The Park Hill proposal is a good idea. We cannot avoid the reality of the challenges of our city, but sometimes we need a visible reminder.

Counters Sarah:

If homeless people camping in front of the Capitol where politicians work every single day won’t change anything, I don’t see how this will.

Responds Patty:

Some people will never understand as they regurgitate Republican/Conservative anti-poor stereotypical talking points about houseless people. Bunch of bootlicking rich people pawns. Still, it should be done because it's the right thing to do and people without homes still deserve dignity and safety. It's sad that this needs to be said.

Suggests Gregory:

Homelessness won't get solved until people can find a way to make money from the solution; until then, they stay.

Adds Jonah:

Funny how you spend so much money on something and nothing changes, but that's the point, if you haven't figured out yet but people that say they want to help the homeless will never actually fix the problem because it's a scam, they make money off it and don't want the problem to stop otherwise they would be out of job!

Comments Sean:

Continue to enable this shit and Denver will look like San Francisco. Morons.

Asks Ramona:

What would Jesus do?

Concludes Jay:

Next stop...Washington Park.

"We feel called to do this.

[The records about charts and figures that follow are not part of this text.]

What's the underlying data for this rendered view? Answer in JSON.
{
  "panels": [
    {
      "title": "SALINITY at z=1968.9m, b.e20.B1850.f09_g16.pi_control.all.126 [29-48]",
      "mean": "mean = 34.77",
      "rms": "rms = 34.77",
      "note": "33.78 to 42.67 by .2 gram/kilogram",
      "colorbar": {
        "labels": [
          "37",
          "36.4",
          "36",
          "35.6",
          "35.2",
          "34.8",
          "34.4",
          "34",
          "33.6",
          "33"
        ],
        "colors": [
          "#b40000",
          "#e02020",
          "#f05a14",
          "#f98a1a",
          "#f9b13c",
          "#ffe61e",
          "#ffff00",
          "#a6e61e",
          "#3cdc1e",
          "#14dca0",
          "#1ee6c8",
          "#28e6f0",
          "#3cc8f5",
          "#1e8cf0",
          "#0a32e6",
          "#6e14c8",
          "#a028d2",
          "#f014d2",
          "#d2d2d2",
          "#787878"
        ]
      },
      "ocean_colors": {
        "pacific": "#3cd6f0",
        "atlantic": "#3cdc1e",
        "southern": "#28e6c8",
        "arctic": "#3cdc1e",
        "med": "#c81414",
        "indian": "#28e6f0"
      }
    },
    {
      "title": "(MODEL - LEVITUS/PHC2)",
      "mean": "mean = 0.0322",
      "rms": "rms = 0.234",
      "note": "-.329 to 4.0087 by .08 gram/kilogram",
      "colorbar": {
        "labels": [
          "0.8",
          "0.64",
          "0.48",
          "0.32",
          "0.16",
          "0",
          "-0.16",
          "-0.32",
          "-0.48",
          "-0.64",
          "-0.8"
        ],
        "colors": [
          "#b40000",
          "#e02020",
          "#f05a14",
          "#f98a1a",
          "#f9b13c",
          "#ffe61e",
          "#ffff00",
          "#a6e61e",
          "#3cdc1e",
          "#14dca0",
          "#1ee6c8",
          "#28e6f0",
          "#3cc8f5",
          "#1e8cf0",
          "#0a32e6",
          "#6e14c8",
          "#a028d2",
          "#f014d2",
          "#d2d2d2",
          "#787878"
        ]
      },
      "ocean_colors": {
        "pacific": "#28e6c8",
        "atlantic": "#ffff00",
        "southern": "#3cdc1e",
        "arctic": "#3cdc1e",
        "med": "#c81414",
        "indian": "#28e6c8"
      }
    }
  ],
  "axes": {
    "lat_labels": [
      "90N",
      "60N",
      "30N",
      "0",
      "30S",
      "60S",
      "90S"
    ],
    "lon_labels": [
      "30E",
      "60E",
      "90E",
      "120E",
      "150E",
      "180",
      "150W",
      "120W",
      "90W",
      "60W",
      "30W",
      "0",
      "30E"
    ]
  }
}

We feel like if we’re following Jesus and his life and example and the things that he taught — one of those things is to engage with, and administer to, and provide relief to people who are on the margins of society. In a sense, that’s really a lot of what Christianity is about, at least for me," says Steve Holz-Russell, a member of the Park Hill United Methodist Church who chairs the congregation's Missions and Social Justice Team.